Chartered Financial Analyst
Chartered financial analysts, or CFAs, have several career paths within various investment management sectors. CFA charterholders can provide clients with services such as wealth and asset management, commercial and investment banking and insurance.
- Portfolio management
- Risk analysis and risk management
- Investment strategy
Personal Financial Specialist
The personal financial specialist professional designation is offered and recognized by The American Institute of Certified Public Accountants (AICPA).
To qualify for the PFS designation, advisors must hold a valid CPA license and be a current member of the AICPA. You must have earned a minimum of 75 hours of continuing professional development and completed 3,000 hours of business or teaching experience within the five years prior to applying for the PFS designation.
You must also pass the PFS Exam unless you have passed the CFP or Chartered Financial Consultant (ChFC) exam — in which case, AICPA considers you to have met the exam requirement.
Resources for Financial Advisors
Whether you’re looking for information on industry regulations, the latest financial news or career development and training opportunities, resources for financial advisors abound.
Government entities, advocacy groups and self-regulating organizations (SROs) offer subscriptions, memberships and publications to suit the needs of financial professionals at every level.
Among the many authoritative sources of information for financial advisors are:Association for Financial Counseling & Planning Education
AFCPE’s mission is to certify and support financial professionals across the globe to promote integrity and competence within the financial industry.
CFA Institute touts itself as the “premier global association for investment management professionals” and pursues its mission through education and advocacy.
CFP provides financial advisors and planners with training and certification to ensure that CFP professionals are able to develop holistic financial plans for their clients at all stages of their lives.

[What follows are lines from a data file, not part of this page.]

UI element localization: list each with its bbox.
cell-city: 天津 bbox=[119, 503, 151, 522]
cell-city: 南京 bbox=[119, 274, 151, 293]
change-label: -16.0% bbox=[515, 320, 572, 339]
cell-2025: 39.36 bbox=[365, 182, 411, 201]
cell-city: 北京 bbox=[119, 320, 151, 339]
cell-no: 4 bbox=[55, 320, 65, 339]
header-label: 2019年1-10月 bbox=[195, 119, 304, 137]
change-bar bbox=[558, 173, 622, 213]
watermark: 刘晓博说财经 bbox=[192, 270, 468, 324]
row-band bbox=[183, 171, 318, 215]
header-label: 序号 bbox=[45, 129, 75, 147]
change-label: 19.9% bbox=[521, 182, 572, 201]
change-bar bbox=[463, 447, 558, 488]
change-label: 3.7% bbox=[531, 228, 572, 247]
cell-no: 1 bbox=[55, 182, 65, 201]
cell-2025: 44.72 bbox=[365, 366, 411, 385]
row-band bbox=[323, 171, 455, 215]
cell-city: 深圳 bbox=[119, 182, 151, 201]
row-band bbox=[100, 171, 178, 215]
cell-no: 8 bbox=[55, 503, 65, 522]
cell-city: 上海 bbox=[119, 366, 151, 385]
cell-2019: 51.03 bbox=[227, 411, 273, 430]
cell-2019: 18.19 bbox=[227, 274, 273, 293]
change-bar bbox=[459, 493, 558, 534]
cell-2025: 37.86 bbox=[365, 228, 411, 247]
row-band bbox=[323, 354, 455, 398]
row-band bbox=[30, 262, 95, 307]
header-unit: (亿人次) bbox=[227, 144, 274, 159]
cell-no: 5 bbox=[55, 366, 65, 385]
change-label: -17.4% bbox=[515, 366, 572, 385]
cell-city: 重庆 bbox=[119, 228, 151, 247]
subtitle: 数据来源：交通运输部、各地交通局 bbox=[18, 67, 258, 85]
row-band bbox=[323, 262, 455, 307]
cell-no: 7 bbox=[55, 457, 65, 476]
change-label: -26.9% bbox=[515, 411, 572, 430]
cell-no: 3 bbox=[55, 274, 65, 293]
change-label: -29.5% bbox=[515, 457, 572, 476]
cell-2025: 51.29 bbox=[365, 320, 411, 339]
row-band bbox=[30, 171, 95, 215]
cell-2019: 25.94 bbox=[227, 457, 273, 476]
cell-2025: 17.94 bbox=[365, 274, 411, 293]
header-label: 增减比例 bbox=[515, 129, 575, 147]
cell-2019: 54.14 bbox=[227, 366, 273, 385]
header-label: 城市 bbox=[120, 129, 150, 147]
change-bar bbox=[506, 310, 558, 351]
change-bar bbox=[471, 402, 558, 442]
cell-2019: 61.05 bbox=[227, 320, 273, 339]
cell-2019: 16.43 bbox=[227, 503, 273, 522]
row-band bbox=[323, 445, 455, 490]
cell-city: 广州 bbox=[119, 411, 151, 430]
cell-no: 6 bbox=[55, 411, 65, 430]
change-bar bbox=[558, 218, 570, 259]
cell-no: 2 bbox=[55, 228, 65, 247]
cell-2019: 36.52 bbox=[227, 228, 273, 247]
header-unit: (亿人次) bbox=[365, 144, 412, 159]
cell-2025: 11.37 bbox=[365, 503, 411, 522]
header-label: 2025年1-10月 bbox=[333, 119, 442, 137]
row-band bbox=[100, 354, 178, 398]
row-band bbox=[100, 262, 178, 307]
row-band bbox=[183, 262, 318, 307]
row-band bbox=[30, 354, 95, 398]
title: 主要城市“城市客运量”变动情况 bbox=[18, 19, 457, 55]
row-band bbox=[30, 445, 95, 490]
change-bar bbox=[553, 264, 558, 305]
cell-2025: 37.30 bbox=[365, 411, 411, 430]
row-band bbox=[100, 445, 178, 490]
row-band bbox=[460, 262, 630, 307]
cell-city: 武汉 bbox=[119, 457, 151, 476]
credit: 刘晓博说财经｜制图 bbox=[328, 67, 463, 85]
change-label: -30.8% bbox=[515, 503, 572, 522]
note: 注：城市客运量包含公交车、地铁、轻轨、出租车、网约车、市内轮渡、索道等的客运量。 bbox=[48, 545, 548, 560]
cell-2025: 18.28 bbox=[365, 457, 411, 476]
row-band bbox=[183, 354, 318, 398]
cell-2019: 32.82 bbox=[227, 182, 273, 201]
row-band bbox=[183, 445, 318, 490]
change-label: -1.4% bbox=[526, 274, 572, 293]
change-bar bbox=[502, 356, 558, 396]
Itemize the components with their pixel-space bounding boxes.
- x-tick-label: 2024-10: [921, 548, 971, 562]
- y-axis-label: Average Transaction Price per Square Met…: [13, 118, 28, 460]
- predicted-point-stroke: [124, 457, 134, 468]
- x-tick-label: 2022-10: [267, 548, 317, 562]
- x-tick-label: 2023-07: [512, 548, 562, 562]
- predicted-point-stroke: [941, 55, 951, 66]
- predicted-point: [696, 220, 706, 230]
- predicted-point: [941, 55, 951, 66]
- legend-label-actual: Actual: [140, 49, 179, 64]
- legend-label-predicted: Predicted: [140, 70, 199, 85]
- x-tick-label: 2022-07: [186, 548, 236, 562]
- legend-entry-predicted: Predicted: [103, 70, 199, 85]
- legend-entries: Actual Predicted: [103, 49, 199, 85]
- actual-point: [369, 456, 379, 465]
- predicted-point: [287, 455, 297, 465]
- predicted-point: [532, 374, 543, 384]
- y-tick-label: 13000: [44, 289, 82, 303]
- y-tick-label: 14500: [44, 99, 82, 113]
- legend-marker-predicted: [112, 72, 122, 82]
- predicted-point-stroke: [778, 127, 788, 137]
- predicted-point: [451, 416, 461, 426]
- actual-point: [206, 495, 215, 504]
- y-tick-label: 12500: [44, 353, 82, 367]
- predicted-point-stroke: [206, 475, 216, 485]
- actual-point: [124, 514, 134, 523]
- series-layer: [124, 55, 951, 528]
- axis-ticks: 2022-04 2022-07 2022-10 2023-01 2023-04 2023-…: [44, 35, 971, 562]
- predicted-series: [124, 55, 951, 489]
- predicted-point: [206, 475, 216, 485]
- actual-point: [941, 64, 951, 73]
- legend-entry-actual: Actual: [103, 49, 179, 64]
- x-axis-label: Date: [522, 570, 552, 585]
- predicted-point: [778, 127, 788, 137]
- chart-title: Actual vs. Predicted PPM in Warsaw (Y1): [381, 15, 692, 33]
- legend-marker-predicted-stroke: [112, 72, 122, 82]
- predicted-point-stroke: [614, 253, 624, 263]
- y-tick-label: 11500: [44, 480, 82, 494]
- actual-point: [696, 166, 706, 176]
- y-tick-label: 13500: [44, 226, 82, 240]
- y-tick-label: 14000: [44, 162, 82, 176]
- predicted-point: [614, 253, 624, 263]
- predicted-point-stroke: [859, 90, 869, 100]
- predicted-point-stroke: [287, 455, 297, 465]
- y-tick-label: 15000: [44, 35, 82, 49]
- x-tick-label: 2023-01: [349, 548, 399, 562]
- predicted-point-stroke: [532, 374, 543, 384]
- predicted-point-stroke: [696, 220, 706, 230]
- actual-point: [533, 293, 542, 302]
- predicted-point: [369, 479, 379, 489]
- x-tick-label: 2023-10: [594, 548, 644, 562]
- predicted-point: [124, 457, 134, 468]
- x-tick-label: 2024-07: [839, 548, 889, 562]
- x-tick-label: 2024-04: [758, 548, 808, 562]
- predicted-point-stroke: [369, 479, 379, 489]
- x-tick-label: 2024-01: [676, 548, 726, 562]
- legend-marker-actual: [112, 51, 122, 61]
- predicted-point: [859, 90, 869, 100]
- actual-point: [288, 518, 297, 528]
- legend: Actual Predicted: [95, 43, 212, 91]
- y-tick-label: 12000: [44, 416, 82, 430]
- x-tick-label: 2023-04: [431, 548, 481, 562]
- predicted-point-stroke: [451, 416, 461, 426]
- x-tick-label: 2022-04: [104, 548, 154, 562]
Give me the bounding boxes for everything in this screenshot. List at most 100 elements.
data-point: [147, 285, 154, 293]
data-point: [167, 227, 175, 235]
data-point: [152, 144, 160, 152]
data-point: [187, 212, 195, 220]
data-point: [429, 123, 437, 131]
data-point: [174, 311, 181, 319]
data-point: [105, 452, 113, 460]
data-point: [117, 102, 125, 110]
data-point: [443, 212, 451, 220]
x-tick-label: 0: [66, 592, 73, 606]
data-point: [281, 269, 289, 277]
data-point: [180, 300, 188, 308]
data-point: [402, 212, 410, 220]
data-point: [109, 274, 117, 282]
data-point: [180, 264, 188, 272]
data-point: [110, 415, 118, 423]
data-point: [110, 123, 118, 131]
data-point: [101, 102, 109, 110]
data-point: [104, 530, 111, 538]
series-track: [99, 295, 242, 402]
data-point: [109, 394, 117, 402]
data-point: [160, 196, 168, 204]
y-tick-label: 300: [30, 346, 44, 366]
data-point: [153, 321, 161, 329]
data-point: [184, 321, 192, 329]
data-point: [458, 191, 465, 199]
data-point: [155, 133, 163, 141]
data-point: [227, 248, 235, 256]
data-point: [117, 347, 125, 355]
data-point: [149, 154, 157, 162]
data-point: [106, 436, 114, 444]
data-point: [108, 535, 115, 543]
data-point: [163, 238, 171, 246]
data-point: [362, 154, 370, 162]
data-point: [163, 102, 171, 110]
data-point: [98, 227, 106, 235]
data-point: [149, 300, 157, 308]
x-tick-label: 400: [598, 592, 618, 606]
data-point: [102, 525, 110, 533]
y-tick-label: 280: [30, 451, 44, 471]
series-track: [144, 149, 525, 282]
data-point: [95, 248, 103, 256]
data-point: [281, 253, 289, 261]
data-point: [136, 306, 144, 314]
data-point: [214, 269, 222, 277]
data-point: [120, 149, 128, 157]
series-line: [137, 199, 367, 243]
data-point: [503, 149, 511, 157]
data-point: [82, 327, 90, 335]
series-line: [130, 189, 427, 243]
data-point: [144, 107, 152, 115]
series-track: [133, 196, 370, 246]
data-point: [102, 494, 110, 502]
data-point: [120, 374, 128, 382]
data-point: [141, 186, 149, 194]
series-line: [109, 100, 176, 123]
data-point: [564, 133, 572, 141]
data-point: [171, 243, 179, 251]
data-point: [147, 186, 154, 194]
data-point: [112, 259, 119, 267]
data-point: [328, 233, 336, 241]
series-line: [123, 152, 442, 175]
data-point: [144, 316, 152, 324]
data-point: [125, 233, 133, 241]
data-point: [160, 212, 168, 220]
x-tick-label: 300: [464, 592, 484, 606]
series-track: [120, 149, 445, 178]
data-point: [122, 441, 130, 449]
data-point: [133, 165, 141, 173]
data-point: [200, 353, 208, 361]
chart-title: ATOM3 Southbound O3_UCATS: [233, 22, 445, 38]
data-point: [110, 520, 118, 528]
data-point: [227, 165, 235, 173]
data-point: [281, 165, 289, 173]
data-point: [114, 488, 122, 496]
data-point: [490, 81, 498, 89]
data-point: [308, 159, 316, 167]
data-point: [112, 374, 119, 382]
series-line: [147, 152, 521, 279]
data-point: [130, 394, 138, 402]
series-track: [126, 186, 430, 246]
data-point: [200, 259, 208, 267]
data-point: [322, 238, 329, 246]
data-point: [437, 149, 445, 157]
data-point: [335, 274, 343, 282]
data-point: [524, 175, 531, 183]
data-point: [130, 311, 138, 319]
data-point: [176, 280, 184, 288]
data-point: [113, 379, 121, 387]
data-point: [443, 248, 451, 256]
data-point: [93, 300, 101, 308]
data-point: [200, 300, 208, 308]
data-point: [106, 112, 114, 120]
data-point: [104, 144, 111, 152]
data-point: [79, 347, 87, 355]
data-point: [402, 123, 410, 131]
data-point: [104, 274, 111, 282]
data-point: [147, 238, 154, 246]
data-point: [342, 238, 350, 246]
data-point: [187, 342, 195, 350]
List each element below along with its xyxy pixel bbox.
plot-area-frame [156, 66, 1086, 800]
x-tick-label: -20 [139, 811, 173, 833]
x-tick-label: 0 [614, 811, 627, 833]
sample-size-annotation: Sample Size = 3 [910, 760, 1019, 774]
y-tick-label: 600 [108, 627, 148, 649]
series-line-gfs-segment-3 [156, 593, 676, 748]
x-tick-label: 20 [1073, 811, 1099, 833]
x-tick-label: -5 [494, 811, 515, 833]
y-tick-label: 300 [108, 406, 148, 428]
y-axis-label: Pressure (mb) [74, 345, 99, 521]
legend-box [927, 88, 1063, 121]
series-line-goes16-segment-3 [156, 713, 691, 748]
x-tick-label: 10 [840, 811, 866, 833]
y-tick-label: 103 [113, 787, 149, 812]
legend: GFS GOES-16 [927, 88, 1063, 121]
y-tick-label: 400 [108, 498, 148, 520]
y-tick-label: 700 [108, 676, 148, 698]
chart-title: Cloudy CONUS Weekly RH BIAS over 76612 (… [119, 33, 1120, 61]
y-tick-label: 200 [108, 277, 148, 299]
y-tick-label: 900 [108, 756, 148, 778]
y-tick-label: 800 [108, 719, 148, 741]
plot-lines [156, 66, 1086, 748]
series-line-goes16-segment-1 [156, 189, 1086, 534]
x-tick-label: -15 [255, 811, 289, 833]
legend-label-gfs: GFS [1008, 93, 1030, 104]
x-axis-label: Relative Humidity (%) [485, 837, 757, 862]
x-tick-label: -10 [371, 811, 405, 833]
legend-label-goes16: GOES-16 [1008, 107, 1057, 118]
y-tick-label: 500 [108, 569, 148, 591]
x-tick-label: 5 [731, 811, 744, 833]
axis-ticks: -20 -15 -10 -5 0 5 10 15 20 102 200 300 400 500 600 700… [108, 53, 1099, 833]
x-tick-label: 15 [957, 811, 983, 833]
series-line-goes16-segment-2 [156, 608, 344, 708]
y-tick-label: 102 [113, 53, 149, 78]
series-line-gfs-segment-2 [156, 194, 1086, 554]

FINRA is an SEC-supervised nonprofit that supports investors, firms and policymakers to “create a regulatory environment that promotes collaboration, innovation, and fairness.”
NAFPA is an association of fee-only financial advisors that requires members to sign a fiduciary oath, which is renewed annually, and subscribe to its code of ethics.
Sign up for newsletters and alerts from your favorite organizations to ensure you’re always up-to-date on the current financial landscape and can advise your clients accordingly.
Tips for Talking to Clients
Engaging clients starts with active listening. Taking the time to listen to your clients and respond with an earnest value proposition is the key to building trust and loyalty. The very nature of the financial advisor’s work requires a high level of confidence and comfort.
- Provide greater access to information.
- Check in with clients more often.
- Ask thoughtful questions instead of “outlining or prescribing preformed strategies.”
- Get to know clients deeply.
- Consider each client’s concerns and goals.
Your clients’ success — and ultimately your success — depends on your willingness and ability to listen without allowing your own agenda to influence what you hear and to respond with a solution that fits the client’s needs. If your clients feel misheard, misunderstood or neglected, they won’t trust you.
Likewise, if they are confused or overwhelmed by language and jargon they don’t understand, they won’t trust you.
New, less experienced advisors sometimes get too caught up in the features of a product that they forget to listen to their clients. Trying to sell a client on a product with features she doesn’t need will quickly erode trust and may cost you the relationship.